The new ABC guidelines also emphasized:
Breast cancer that has limited metastatic lesions and is sensitive to treatment (called oligometastatic disease) “has the potential for long survival or cure with a multidisciplinary approach.”
Prof Cardoso said: “This is a message of hope. Thanks to better systemic treatments and radiotherapy, we can locally treat different types of metastases without causing many other health problems, and we can achieve long, complete remissions. We can almost talk about a cure even though we have it.” can never promise, and this is only true for a minority of patients.” Cancer and treatment-related cognitive impairment (CRCI) or “onco-brain” is a real condition that involves physical changes in the brain as a result of cancer treatment, and should not be dismissed as “just in the mind”. For the first time, the guidelines define the condition and make recommendations for managing it, for example through routine exercise and screening for factors that can be improved or corrected, such as drug side effects, emotional stress, depression or anxiety, alcohol use and vitamin deficiencies. The guidelines state for the first time that informal carers also need support. The experts argue that working informal carers are protected against discrimination in the workplace, and that they have the right to continued employment and reasonable accommodation, such as flexible working, to accommodate their caring responsibilities.

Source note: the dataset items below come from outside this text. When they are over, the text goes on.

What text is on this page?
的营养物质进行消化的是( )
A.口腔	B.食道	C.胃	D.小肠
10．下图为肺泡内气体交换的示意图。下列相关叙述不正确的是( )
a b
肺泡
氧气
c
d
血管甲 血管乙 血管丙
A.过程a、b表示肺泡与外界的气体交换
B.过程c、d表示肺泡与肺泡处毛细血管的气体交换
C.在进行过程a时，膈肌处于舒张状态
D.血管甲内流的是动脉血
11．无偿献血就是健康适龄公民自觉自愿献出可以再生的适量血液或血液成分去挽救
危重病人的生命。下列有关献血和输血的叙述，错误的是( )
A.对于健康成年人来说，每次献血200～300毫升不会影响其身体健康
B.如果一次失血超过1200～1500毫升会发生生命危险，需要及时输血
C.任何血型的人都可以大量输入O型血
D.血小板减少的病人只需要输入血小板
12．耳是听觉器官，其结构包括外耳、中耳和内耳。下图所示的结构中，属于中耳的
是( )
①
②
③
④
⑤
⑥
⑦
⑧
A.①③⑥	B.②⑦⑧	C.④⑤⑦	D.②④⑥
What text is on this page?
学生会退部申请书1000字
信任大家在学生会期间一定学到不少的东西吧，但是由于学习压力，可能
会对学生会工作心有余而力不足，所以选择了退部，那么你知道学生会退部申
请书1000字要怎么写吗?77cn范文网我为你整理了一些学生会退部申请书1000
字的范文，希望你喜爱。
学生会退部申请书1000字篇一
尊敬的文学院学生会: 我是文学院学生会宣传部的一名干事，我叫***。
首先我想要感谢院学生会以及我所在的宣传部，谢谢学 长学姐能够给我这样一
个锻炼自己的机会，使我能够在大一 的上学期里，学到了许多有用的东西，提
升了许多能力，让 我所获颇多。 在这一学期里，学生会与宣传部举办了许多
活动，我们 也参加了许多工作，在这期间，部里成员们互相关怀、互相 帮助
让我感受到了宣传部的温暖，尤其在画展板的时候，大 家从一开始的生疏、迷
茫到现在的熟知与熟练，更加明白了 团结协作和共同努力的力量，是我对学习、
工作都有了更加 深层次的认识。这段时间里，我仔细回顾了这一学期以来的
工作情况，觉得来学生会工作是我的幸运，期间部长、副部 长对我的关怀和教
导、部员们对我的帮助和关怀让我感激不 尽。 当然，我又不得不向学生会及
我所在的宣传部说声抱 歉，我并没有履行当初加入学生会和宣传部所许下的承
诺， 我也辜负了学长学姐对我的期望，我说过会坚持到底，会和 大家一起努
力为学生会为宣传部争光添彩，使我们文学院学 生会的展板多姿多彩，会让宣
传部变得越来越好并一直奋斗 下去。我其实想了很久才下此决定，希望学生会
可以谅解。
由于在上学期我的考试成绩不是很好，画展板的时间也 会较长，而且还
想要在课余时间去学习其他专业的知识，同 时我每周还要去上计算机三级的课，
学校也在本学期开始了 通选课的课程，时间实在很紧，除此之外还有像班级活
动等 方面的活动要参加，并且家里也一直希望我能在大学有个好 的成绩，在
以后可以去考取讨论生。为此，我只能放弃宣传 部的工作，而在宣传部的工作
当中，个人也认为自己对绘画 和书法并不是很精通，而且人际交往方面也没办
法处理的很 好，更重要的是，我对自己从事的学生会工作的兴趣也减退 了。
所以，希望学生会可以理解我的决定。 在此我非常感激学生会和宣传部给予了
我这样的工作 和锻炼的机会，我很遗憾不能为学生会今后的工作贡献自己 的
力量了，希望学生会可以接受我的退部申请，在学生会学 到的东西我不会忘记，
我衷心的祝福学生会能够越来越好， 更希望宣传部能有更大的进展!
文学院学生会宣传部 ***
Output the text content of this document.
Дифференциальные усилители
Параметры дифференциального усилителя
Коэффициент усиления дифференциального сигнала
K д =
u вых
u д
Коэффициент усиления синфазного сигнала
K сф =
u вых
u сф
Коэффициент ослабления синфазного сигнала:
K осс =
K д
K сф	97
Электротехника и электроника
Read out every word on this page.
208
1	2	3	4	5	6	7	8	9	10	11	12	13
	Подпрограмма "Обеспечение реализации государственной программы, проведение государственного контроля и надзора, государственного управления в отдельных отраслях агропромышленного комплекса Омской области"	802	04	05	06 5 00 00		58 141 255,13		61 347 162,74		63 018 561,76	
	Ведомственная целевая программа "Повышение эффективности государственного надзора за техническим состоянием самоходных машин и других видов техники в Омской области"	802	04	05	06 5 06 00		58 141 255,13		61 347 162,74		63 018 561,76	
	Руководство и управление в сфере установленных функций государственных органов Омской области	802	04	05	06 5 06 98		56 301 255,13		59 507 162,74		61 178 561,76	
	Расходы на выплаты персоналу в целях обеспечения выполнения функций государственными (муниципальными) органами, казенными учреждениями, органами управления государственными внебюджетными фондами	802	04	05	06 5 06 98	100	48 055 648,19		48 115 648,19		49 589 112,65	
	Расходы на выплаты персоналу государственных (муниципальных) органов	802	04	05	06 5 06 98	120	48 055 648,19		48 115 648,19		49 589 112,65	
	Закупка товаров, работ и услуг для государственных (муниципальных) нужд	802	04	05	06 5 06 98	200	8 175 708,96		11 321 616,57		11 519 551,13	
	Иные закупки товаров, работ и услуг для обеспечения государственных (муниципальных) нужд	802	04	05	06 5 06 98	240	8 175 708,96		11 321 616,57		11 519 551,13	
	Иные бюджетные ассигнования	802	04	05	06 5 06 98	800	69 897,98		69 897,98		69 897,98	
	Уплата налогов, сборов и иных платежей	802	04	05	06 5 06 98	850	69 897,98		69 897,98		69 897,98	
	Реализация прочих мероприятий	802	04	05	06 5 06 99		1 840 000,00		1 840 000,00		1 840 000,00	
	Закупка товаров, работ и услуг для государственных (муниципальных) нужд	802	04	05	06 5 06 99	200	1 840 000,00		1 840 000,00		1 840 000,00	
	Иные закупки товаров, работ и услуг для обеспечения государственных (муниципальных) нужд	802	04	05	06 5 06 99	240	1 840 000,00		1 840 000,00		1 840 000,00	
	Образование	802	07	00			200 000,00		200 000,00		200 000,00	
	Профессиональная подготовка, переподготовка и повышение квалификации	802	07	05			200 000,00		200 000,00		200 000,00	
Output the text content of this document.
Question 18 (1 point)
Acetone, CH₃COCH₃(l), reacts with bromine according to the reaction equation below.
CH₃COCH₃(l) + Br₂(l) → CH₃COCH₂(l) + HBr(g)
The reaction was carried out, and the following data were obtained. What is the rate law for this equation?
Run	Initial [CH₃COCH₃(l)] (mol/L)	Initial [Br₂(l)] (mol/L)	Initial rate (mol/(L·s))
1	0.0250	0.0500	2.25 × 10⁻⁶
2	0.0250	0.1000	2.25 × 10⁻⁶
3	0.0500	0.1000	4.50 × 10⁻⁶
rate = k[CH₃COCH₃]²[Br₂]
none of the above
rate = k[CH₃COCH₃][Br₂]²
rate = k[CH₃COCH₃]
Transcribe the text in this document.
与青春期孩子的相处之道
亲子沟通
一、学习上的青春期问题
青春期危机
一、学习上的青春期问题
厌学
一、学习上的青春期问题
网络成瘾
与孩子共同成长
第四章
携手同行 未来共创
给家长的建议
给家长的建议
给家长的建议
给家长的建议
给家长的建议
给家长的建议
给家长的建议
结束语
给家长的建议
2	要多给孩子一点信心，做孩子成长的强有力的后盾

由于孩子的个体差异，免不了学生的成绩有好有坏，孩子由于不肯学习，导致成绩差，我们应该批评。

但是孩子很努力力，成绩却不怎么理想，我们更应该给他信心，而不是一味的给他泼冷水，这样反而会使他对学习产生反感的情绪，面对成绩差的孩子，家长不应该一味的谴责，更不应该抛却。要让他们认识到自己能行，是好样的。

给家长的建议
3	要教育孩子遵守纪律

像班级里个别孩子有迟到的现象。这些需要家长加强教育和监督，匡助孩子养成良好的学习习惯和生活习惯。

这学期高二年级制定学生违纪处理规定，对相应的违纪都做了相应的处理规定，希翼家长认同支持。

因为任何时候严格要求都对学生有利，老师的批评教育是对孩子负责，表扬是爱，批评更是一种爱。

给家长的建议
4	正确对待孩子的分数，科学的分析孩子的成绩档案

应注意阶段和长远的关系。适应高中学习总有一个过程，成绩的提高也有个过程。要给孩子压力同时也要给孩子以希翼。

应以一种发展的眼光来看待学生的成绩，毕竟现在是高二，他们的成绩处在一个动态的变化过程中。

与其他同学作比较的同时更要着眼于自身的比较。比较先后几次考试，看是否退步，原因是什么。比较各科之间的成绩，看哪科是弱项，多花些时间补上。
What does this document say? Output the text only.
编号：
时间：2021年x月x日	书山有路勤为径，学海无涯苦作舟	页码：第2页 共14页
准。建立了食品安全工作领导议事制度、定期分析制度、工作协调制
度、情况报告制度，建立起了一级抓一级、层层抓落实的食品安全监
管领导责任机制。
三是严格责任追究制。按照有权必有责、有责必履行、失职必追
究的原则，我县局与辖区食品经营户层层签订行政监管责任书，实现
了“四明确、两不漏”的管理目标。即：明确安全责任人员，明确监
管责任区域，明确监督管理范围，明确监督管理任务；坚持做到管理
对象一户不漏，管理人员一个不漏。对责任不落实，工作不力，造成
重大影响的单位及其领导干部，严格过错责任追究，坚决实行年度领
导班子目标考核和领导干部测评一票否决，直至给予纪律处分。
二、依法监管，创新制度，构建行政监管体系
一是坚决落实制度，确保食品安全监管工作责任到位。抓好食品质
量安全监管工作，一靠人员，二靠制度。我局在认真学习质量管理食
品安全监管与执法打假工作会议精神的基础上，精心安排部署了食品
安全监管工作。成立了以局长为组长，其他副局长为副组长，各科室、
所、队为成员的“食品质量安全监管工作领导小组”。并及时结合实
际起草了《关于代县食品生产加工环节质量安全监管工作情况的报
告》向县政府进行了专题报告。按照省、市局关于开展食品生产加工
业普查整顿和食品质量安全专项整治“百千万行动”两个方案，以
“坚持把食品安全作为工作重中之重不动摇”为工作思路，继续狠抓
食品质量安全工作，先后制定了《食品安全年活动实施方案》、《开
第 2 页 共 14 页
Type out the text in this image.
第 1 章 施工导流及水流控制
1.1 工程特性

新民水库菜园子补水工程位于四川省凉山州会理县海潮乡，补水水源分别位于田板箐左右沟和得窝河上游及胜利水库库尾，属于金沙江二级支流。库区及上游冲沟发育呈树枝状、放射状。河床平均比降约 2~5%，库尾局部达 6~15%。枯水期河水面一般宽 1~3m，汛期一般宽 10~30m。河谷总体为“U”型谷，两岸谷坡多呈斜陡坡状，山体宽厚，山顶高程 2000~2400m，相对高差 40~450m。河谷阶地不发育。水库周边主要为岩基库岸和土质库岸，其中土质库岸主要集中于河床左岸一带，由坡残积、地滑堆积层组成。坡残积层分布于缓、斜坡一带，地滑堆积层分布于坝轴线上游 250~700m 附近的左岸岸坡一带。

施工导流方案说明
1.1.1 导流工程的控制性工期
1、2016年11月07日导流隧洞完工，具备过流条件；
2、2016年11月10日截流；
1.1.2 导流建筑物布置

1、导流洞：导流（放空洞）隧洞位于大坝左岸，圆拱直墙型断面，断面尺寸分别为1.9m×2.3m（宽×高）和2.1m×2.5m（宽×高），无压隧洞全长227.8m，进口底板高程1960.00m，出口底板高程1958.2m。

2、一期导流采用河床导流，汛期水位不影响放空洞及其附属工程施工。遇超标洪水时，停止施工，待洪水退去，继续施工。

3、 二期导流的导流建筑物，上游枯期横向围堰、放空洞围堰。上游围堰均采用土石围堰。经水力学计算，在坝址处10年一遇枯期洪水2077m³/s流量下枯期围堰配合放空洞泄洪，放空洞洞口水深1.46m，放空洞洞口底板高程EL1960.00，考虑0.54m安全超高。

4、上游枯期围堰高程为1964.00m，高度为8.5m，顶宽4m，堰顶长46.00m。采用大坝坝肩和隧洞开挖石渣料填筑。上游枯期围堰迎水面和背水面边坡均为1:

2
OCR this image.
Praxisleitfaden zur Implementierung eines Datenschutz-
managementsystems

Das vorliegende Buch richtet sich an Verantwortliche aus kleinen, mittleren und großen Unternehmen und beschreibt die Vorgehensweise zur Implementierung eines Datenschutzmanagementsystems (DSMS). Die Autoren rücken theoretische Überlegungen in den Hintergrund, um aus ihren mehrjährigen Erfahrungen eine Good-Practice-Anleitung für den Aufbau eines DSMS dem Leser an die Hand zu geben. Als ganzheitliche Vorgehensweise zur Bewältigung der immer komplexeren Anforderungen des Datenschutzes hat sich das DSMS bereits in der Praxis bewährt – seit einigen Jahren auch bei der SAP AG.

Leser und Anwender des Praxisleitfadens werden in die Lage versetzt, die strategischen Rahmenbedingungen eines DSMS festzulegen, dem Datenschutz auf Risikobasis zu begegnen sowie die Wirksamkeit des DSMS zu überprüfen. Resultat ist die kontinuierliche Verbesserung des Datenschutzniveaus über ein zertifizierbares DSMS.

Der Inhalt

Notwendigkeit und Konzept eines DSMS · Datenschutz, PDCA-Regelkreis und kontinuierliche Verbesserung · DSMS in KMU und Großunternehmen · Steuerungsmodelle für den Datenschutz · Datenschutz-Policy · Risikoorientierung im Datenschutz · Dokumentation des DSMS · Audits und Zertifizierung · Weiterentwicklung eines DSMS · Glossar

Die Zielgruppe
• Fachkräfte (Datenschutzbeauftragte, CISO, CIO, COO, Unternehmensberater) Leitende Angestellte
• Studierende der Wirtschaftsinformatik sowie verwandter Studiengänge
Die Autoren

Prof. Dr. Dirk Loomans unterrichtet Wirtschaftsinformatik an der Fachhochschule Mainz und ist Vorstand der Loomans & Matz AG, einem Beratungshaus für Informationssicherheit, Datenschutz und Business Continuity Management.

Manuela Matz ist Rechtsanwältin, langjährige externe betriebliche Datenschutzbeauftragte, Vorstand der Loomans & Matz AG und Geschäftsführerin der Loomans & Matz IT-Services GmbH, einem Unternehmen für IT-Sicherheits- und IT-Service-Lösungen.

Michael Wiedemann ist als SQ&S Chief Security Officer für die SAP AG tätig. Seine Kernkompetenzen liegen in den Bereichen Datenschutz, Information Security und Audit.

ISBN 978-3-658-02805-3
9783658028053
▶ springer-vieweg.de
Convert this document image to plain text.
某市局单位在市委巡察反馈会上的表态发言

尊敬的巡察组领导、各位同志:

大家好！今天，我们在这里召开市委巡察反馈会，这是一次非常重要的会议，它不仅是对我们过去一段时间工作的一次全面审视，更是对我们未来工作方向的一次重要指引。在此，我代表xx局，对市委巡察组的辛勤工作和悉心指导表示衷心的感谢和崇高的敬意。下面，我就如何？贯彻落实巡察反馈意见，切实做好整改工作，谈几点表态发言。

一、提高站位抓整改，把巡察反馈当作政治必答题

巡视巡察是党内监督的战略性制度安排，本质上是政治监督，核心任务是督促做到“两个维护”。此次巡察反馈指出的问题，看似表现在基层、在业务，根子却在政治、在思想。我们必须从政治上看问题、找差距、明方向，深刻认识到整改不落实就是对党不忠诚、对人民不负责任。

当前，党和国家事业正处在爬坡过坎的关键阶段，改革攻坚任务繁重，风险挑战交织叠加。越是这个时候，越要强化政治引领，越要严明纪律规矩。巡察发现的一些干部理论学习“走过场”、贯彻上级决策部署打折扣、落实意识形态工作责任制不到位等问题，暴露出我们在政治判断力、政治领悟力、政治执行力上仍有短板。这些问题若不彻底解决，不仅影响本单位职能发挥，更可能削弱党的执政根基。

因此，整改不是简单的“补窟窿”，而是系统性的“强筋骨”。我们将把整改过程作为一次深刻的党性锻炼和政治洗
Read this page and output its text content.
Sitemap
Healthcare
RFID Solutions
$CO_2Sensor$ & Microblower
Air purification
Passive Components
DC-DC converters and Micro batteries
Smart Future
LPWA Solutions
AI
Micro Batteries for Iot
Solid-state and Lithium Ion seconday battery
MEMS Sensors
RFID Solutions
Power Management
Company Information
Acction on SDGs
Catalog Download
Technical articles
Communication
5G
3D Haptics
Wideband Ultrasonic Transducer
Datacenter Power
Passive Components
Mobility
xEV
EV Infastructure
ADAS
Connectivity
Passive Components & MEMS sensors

There are no reliable figures on the number of women (and men) living with advanced breast cancer. However, there are more than two million new cases of breast cancer each year in the world and 0.6 million deaths. About 5-10% of cases are either locally advanced or metastatic at diagnosis, and these figures reach nearly 80% in developing countries. About a third of all early breast cancers will spread even with the best care.